Wayland is a town in Middlesex County, Massachusetts. Wayland was the first settlement of Sudbury Plantation in 1639. The Town of East Sudbury was incorporated on April 10, 1780, on land that had formerly been part of Sudbury. On March 11, 1835, East Sudbury became Wayland, a farming community, presumably in honor of Dr. Francis Wayland, who was president of Brown University and a friend of East Sudbury’s Judge Edward Mellen. Both Wayland and Mellen became benefactors of the town’s library, the first free public library in the state.

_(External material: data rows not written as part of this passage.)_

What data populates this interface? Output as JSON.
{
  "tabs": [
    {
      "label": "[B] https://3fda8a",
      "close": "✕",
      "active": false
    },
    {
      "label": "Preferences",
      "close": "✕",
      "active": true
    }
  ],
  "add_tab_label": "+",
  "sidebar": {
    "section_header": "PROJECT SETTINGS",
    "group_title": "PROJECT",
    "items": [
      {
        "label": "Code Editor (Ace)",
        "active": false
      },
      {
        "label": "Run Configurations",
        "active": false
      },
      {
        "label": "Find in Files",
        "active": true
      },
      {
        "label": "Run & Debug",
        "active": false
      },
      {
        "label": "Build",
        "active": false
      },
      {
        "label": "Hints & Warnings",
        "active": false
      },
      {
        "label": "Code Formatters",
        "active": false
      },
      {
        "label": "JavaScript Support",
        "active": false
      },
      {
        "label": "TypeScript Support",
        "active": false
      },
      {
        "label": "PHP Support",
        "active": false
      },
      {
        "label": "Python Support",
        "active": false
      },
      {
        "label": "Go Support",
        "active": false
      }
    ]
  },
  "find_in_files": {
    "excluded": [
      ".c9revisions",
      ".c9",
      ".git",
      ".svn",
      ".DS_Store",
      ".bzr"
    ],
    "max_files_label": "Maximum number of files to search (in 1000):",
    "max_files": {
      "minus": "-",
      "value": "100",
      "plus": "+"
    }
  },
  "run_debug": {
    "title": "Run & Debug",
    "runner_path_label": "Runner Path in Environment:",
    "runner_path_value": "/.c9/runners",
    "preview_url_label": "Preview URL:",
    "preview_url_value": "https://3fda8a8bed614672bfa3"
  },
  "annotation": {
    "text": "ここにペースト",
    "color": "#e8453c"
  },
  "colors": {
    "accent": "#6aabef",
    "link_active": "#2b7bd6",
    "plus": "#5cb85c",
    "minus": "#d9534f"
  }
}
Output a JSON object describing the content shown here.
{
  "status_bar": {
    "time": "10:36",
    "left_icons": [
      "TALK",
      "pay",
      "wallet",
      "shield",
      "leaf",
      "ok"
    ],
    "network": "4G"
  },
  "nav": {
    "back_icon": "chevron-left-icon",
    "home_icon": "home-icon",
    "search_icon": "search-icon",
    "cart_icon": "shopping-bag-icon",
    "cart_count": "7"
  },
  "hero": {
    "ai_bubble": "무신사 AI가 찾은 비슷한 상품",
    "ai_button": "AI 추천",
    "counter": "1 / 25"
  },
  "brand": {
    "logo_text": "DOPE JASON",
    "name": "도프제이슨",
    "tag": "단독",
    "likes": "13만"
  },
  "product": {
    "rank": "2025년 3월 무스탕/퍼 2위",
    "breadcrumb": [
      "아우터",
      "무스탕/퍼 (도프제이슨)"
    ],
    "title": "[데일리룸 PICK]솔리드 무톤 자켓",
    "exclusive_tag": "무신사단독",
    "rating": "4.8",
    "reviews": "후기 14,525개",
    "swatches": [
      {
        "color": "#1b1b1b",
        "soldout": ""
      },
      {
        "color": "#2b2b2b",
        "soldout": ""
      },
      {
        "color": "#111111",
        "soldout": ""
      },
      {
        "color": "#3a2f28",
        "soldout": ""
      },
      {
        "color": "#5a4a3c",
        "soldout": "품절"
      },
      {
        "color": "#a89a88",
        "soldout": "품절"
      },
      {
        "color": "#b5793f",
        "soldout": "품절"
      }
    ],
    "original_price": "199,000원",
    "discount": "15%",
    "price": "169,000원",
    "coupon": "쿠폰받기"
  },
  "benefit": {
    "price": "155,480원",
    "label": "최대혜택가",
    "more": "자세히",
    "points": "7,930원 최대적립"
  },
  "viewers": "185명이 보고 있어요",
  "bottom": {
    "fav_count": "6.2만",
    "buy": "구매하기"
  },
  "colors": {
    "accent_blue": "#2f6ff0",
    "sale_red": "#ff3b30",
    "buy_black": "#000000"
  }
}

According to the United States Census Bureau, the town has a total area of 15.9 square miles, of which 15.2 square miles is land and 0.7 square miles is water. Wayland borders Lincoln, Sudbury, Weston, Framingham and Natick. In 2010, Boston Duck Tours was asked to help transport flood victims in Wayland. Torrential rains had left Pelham Island area of Wayland isolated and the Ducks were brought in to ferry people in and out of their neighborhood until the waters receded. The Wayland display server protocol is named after the town.

Notable residents have included Amar Bose (founder of Bose Corporation, a company that specializes in high-quality sound systems), Archibald Cox (legal scholar, Special Prosecutor of the Watergate Scandal, involving the Nixon Administration) and Bobby Orr (former Boston Bruins hockey player, the MVP of the 1972 Stanley Cup).